Ce n’est pas le propos de ce blog que d’expliquer ces divisions, il existe un bouquin qui tente une explication rationnelle. Il s’agit de « L’Islam contre l’Islam: L’interminable guerre des sunnites et des chiites », écrit par Antoine SFEIR. Ce livre a été publié en janvier 2013 et réédité en septembre 2013, malheureusement sans mise à jour, ce qui, compte tenu de la vitesse des évènements, le rendait déjà un peu dépassé.
Notons bien que l’auteur parle de l’interminable guerre des sunnites et des chiites, et qu’il ne parle pas de la guerre des sunnites contre les chiites, ou de la guerre des chiites contre les sunnites.
Les commentaires visant à rendre responsable de la situation actuelle en Irak, son Premier Ministre chiite, Nouri al-Maliki, en raison de son attitude discriminatoire à l’égard des sunnites, sont totalement irréalistes. Nouri al-Maliki n’a fait que mettre en œuvre une action de guerre d’un islam contre l’autre islam ! Tout comme Bachar el Assad mène le même « combat » dans son pays. Nouri al-Maliki n’est pas un « Chef d’Etat », il n’est qu’un militant d’une cause guerrière.
Les chiites ne représentent qu’une infime minorité des musulmans: sur 1 milliard 200 millions de musulmans dans le monde, ils ne sont que 105 à 110 millions, moins de 10 %. De façon générale dans le monde, ils se sentent opprimés parce que depuis le 7° siècle (depuis les tous débuts de l’Islam !), ils se sentent considérés comme des « hérétiques » ou des « mécréants ». Bien que globalement minoritaires, il est des zones du monde musulman dans lesquelles ils se retrouvent en majorité: c’est le cas de l’Iran où ils représentent 90% des musulmans, de Bahrein (70%), de l’Azerbaïdjan (75%), de l’Irak (60%), …
Les chiites sont, à l’inverse, particulièrement minoritaires en Afghanistan (15%), en Turquie (25%), au Qatar (20%), au Koweït (25%), en Arabie Saoudite (15%), … en Egypte où ils seraient de 800000 à 1 million, en Tunisie où ils sont ultra-minoritaires.

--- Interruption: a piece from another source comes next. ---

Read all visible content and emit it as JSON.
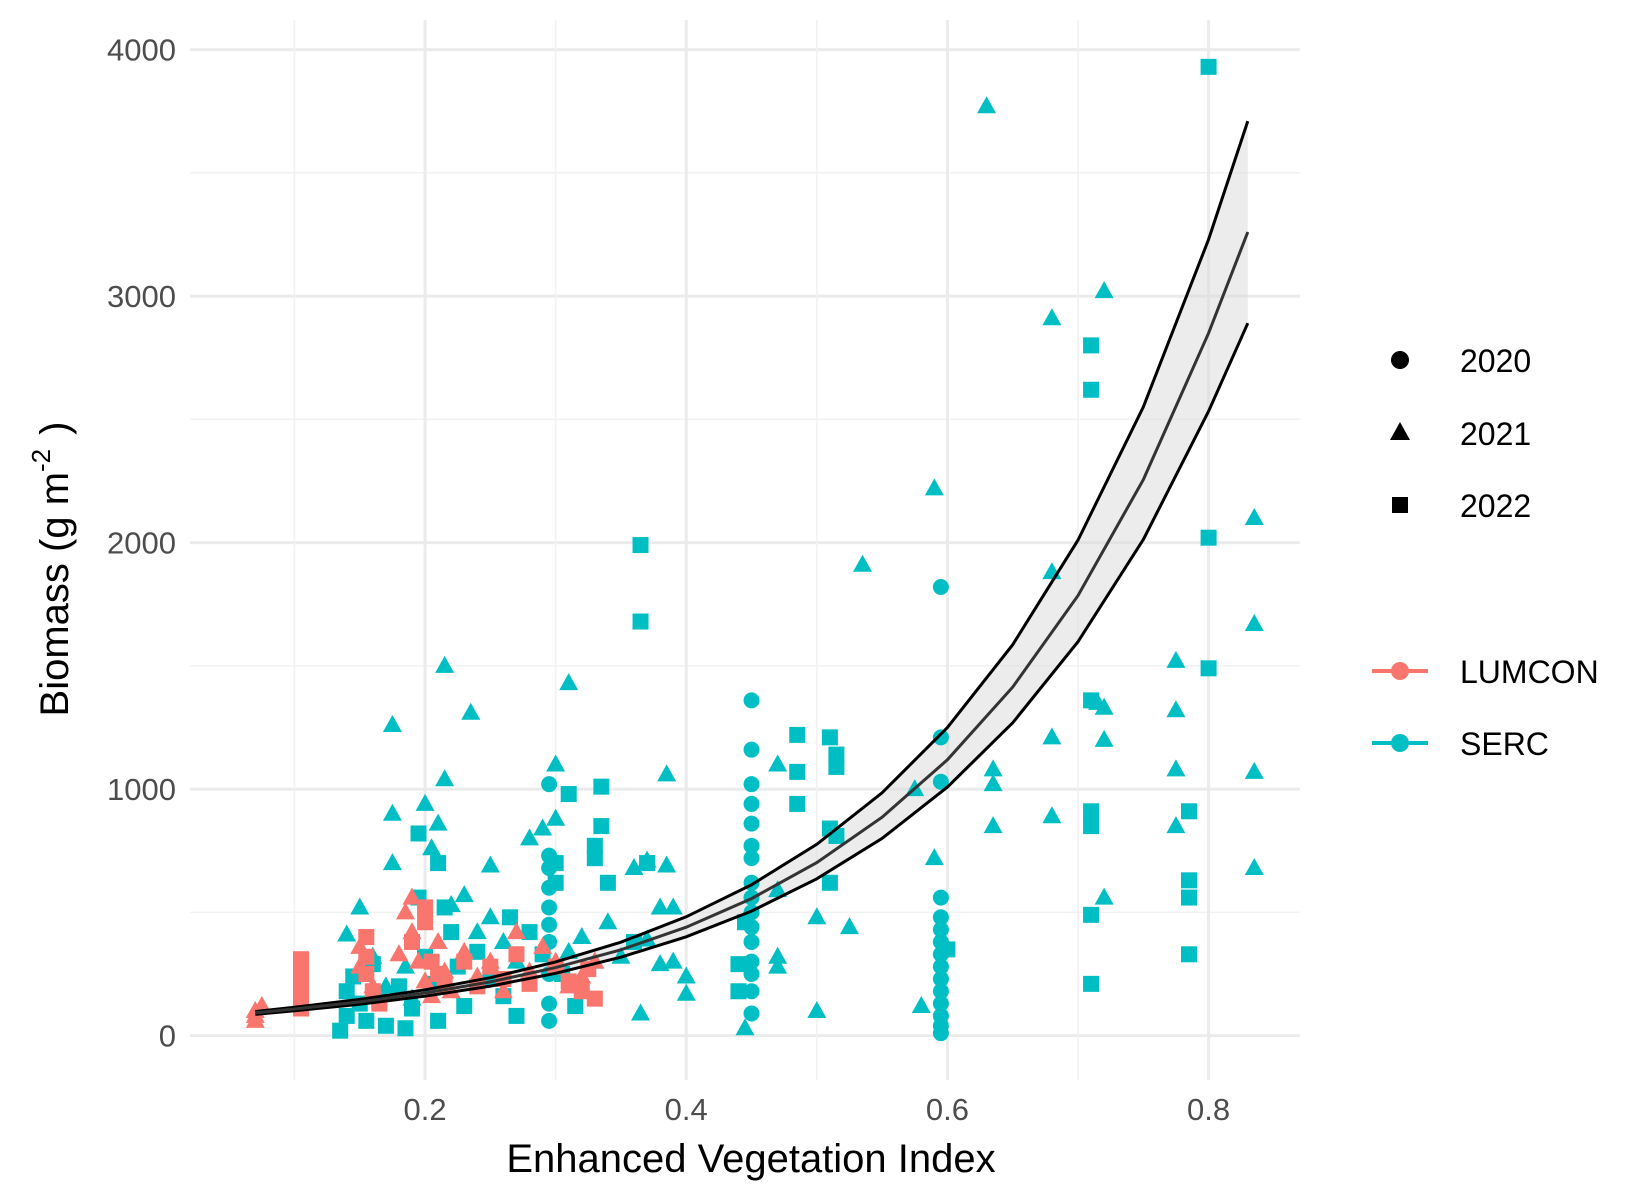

Au travers de cet affrontement entre chiites et sunnites, nous retrouvons toujours la lutte d’influence entre l’Iran et l’Arabie Saoudite et/ou le Qatar, laquelle lutte d’influence explique beaucoup, beaucoup de choses.
Le 19 juin, Dominique de Villepin a publié dans « Le Monde » un point de vue (http://www.lemonde.fr/idees/article/2014/06/19/le-triple-echec-du-recours-a-la-force_4441293_3232.html) en droite ligne de son intervention du 14 février 2003 devant le Conseil de Sécurité de l’ONU au cours de laquelle il a exprimé l’opposition de la France à une action militaire en Irak.Il y estime que depuis 2001 le recours à la force invoqué et mis en œuvre par l’Occident n’a systématiquement abouti qu’à une série d’échecs.
Tout d’abord, échec de ce qui est appelé « guerre contre le terrorisme », celle-ci n’étant qu’un fantasme dangereux faisant le jeu des extrémistes.
Ensuite, échec de cet objectif irraisonné: apporter la démocratie avec les chars et les avions ! Non seulement, chaque intervention ne laisse la place qu’à un pouvoir aussi sectaire que le précédent, si ce n’est pas davantage, mais les belles ambitions humanitaires ou civilisationnelles s’y embourbent totalement.
Et enfin, échec de la construction d’un Etat-Nation au moyen de la force. Partout, on a vu s’ouvrir les vieilles divisions ethniques, culturelles, religieuses.
Ces trois échecs sont les fruits amers d’une idéologie douteuse; celle de l’interventionnisme occidental afin, dit-on, de rétablir l’ordre, protéger les faibles, apporter la démocratie, punir les terroristes, … ce ne sont pas les justifications qui manquent ! Au final, rien de tout cela n’est réalisé. Et ce qui se passe aujourd’hui en Irak, qui s’est passé hier en Libye, se passera demain au Mali. Pourtant, l’obsession de l’engagement armé est si forte que ceux qui refusent d’intervenir en Syrie ou en Irak passent pour des lâches.
Dominique de Villepin conclut qu’il est temps de mettre fin à la « guerre contre le terrorisme », au bénéfice d’une action internationale de lutte contre le terrorisme qui soit judiciaire, économique, financière, technologique et qui s’appuie sur la garantie des frontières et le dépassement du clivage sunnites-chiites (ou chiites-sunnites !).
Cela ne demande que la détermination de quelques hommes et femmes de bonne volonté.